Ama çocukları gençleri gerçekten mutlu etmek en azından batı ve uzakdoğu ile rekabet edebilecek zorlu bir sanayileşmeden geçiyor.
Oysa Erdoğan dönemi, gelişmiş ekonomilere kıyasla tam bir sanayisizleşme dönemi.
Sermaye birikim rejimi ağırlıklı olarak güçlü tarımsal ve sınai üretim ekonomisine değil de, toplumsal tasarrufları yutan arsa rantına yaslanırsa sonuç da bu oluyor.

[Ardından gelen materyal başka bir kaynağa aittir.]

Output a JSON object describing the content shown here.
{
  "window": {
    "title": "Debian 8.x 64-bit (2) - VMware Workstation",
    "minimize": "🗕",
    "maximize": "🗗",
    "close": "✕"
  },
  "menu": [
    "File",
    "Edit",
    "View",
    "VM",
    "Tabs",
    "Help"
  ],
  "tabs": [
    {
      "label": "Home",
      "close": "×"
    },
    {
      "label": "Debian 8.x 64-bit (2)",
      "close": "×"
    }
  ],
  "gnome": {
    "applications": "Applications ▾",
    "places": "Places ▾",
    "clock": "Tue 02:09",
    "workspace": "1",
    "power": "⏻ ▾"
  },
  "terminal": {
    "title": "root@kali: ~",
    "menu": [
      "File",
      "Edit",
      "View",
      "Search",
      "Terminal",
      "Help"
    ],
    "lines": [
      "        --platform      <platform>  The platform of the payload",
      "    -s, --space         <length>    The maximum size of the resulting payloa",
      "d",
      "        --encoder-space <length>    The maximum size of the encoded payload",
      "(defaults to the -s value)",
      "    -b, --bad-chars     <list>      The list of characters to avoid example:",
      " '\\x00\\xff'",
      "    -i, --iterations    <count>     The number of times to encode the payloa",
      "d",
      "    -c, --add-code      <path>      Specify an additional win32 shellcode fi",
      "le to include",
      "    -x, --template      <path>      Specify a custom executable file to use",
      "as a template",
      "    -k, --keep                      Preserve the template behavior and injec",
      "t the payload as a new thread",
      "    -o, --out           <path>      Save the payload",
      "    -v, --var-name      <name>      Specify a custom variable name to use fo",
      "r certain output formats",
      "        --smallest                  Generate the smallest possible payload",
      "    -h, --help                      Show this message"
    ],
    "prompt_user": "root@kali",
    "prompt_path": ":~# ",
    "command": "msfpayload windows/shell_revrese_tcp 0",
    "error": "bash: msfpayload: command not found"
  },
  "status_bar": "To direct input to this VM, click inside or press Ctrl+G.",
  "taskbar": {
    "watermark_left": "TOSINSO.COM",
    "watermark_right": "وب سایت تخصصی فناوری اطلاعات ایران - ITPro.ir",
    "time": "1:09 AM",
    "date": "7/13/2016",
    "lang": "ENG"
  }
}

“Türkiye Cumhuriyetinin, özellikle bugünkü gençliğine ve yetişmekte olan çocuklarına” hitap eden anlayışın fikrinde doymak bilmez bir rant iştahı hakimse, en sansasyonel kahramanlık şiirlerinde bile “kupon arazi” çağrışımları bulabiliyor.
Nitekim iki yıl önceki 23 Nisan’da Erdoğan da çocuklara, “Ne diyor Arif Nihat Asya: Bayrakları bayrak yapan üstündeki kandır. Toprak uğrunda ölen varsa vatandır. Toprak kan dökülmediyse vatan olmaz. Ben bunu şuna benzetiyorum. Arsa ve arazi var. Araziyi arsaya dönüştürmek için belli bedel ödemek gerekiyor. Aksi takdirde arazinin hiçbir anlamı yok ..” diye hitap eder. (23 Nisan 2021, indyturk.com)
Ne diyelim? Tarla, mera, orman, su havzaları vs. vs. “arsaya” dönüşmemişse anlamsızmış(!)
Böyle bir zihniyetten güçlü sanayileşme, güçlü tarım-hayvancılık üretmenliği çıkar mı?
Dolayısıyla gençlerimize çocuklarımıza güçlü, güvenli bir gelecek de sağlanamaz.
* * *
Millet İttifakı, bu rant açgözlülüğünün çocuklarımızın geleceği için ne denli zararlı; tarıma, sanayileşmeye ne denli ket vurucu olduğunun farkında ki “Ortak Politikalar Mutabakat Metni” ile “Şehri, arsayı ve toprağı rant unsuru olmaktan çıkarmak” hedefini koyar. (s.169)
* * *
Ulusal Egemenlik ve Çocuk Bayramımız kutlu olsun.